(267a) Elucidating the Mechanism of Melittin-Induced Pore Formation in Red Blood Cell Membranes with Molecular Dynamics Simulations

The antimicrobial resistance (AMR) crisis is a major global health threat where genetic changes in microbial populations over time, such as through mutations or natural selection of members that carry resistance genes, compromise the efficacy of clinically available drugs.¹ As a result, an emerging drug class that is being studied for the treatment of multi-drug resistant infections are antimicrobial peptides (AMPs), whose mode of action instead involves direct binding (through strong polar and electrostatic interactions with lipid head groups) and disruption (through either pore formation or permeabilization) of microbial cell membranes.² Understanding the membrane-disrupting mode of action of antimicrobial peptides (AMPs) in complex biological membranes is critical for the design of therapeutically viable AMPs that are both active against microbial pathogens and nontoxic to human cells. To assess human toxicity in AMP design studies, Melittin (MEL) – a highly charged 26-amino acid AMP sourced from bee venom – is often used as the positive control in experimental human red blood cell (RBC) hemolysis assays. Molecular dynamics (MD) have proved invaluable in elucidating the pore-formation mechanism of MEL in single-lipid zwitterionic membranes, however, an extension to mammalian-mimetic lipid bilayers such as RBC has been limited due to the inability of MD to capture long-timescale membrane restructuring events with atomistic detail dependent on lipid heterogeneity, leaflet asymmetry, and cholesterol content.

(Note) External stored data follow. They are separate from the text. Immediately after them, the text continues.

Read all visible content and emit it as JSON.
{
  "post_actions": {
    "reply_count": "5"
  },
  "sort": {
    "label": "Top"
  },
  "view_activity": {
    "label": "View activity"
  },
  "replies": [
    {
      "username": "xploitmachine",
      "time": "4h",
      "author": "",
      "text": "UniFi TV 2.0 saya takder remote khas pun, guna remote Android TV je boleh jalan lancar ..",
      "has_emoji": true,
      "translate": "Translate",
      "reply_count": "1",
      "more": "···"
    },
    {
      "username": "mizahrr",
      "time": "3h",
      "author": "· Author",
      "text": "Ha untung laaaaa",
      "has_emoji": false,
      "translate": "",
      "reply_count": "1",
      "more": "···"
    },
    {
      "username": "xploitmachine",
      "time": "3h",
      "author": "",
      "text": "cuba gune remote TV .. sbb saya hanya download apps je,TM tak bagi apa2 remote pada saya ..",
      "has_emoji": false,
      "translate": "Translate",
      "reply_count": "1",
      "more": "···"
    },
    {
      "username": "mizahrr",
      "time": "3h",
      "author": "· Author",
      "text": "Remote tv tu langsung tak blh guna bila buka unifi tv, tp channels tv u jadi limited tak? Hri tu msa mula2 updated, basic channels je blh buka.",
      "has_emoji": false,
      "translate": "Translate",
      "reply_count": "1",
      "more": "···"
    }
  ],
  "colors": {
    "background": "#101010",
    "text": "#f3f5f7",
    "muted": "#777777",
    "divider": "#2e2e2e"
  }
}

To address these challenges and access larger time scales for comparison with experiments, we utilized the coarse-grained MARTINI force field to model four lipid membranes of increasing complexity ranging from single-lipid POPC membranes to asymmetric RBC membranes containing cholesterol. Through the utilization of a nucleation collective variable (ξ) to create transmembrane pores and coarse-grained-to-atomistic backmapping strategy we developed previously³, we then studied MEL pore-lining affinity and free energy as a function of pore size to assess the effect of lipid complexity and cholesterol on MEL pore formation. We find that although cholesterol strongly inhibits MEL-induced pore formation regardless of lipid content by increasing the ability of bilayers to resist lateral stress and lipid fluctuations, pore nucleation is more favorable in RBC versus single-lipid POPC membranes when CHOL is absent due to the enrichment of anionic POPS lipids near the pore that permit increased conformational flexibility for MEL. These results provide new physical insight into factors that affect pore formation in compositionally complex membranes and are a step toward understanding how AMPs can be designed to selectively induce pores in membranes with different compositions.

(1) Santos-Lopez, A.; Marshall, C. W.; Haas, A. L.; Turner, C.; Rasero, J.; Cooper, V. S. The roles of history, chance, and natural selection in the evolution of antibiotic resistance. Elife 2021, 10. DOI: 10.7554/eLife.70676 From NLM.

(2) Li, J.; Koh, J.-J.; Liu, S.; Lakshminarayanan, R.; Verma, C. S.; Beuerman, R. W. Membrane Active Antimicrobial Peptides: Translating Mechanistic Insights to Design. Frontiers in Neuroscience 2017, 11, Review.

(3) Richardson, J. D.; Van Lehn, R. C. Free Energy Analysis of Peptide-Induced Pore Formation in Lipid Membranes by Bridging Atomistic and Coarse-Grained Simulations. The Journal of Physical Chemistry B 2024, 128 (36), 8737-8752. DOI: 10.1021/acs.jpcb.4c03276.